I now splay myself for ideological dissection. Yes I was snotty about Newsome, but call me a liar...
azuresees (anonymous profile)
August 1, 2008 at 7:55 p.m. (Suggest removal)
Azure, obviously the "boozed" society in your mind is better that a "high" society? Maybe we should burn all the vineyards in SYV then? Ask Fess and Firestone what they think about that.
Ok to abuse oxycotin but not pot, right? Just ask Rush Limbaugh, the shining intellect of the Republican party.
How does CAMP spend every year? Ask the laid off state workers where they think the budget money should be going...
sa1 (anonymous profile)
August 1, 2008 at 10:57 p.m. (Suggest removal)
Well, maybe I'm not saying keep it illegal. Maybe I'm saying that Compassonate Care should just fess up if that is what they are seeking.
It's like the guy at the Carrillo off ramp who holds up the "Homeless Vet" sign versus the other guy who holds up the "Why Lie...I need a drink" sign..That's where I was heading..

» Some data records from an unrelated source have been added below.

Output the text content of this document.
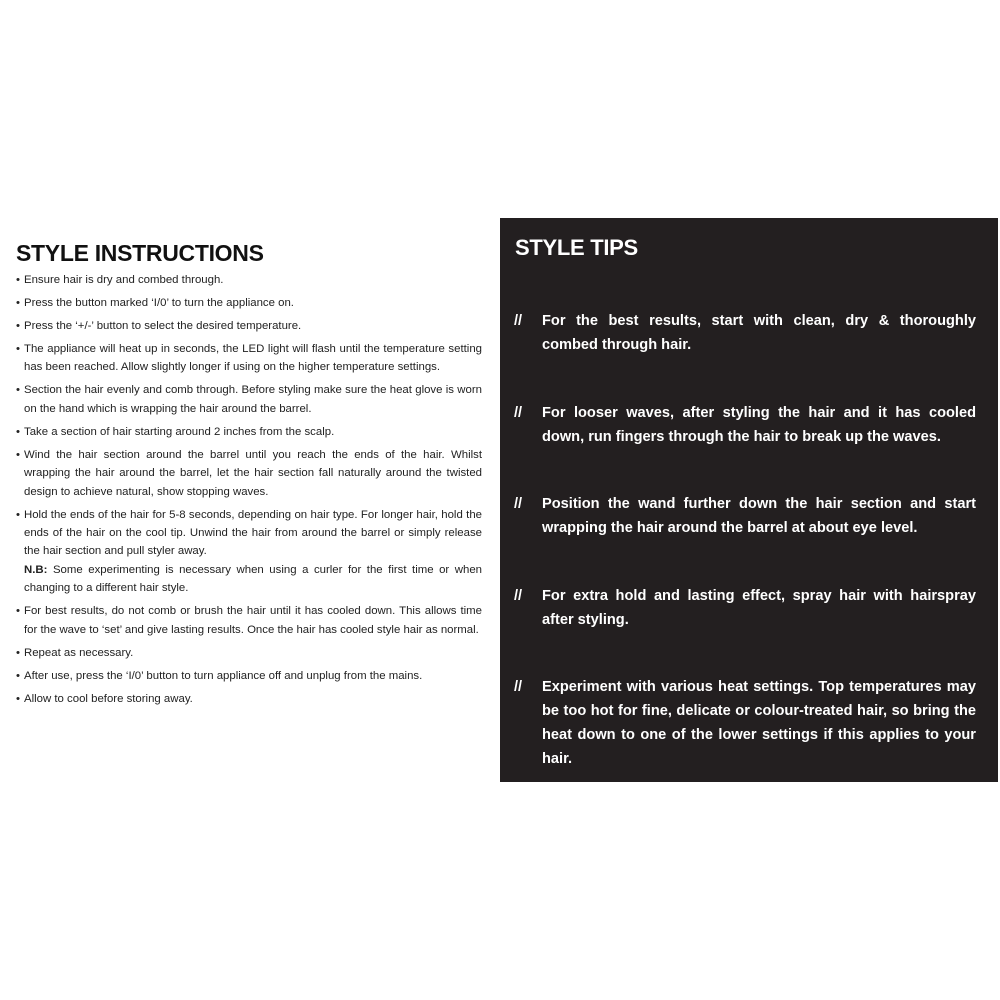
STYLE INSTRUCTIONS
• Ensure hair is dry and combed through.
• Press the button marked ‘I/0’ to turn the appliance on.
• Press the ‘+/-’ button to select the desired temperature.
• The appliance will heat up in seconds, the LED light will flash until the temperature setting has been reached. Allow slightly longer if using on the higher temperature settings.
• Section the hair evenly and comb through. Before styling make sure the heat glove is worn on the hand which is wrapping the hair around the barrel.
• Take a section of hair starting around 2 inches from the scalp.
• Wind the hair section around the barrel until you reach the ends of the hair. Whilst wrapping the hair around the barrel, let the hair section fall naturally around the twisted design to achieve natural, show stopping waves.
• Hold the ends of the hair for 5-8 seconds, depending on hair type. For longer hair, hold the ends of the hair on the cool tip. Unwind the hair from around the barrel or simply release the hair section and pull styler away.
N.B: Some experimenting is necessary when using a curler for the first time or when changing to a different hair style.
• For best results, do not comb or brush the hair until it has cooled down. This allows time for the wave to ‘set’ and give lasting results. Once the hair has cooled style hair as normal.
• Repeat as necessary.
• After use, press the ‘I/0’ button to turn appliance off and unplug from the mains.
• Allow to cool before storing away.
STYLE TIPS
// For the best results, start with clean, dry & thoroughly combed through hair.
// For looser waves, after styling the hair and it has cooled down, run fingers through the hair to break up the waves.
// Position the wand further down the hair section and start wrapping the hair around the barrel at about eye level.
// For extra hold and lasting effect, spray hair with hairspray after styling.
// Experiment with various heat settings. Top temperatures may be too hot for fine, delicate or colour-treated hair, so bring the heat down to one of the lower settings if this applies to your hair.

azuresees (anonymous profile)
August 2, 2008 at 5:39 a.m. (Suggest removal)
maybe the rash of immigration comments is warranted and some people need to stop being so delicate about the problem here.
CNN reports on the illegal immigration problem: "Mexican cartels running pot farms in U.S. national forest."
http://www.cnn.com/2008/CRIME/08/08/pot....
"Illegal immigrants connected to Mexico's drug cartels are growing hundreds of millions of dollars worth of marijuana in the heart of one of America's national treasures, authorities say. It's a booming business that, federal officials say, feeds Mexico's most violent drug traffickers."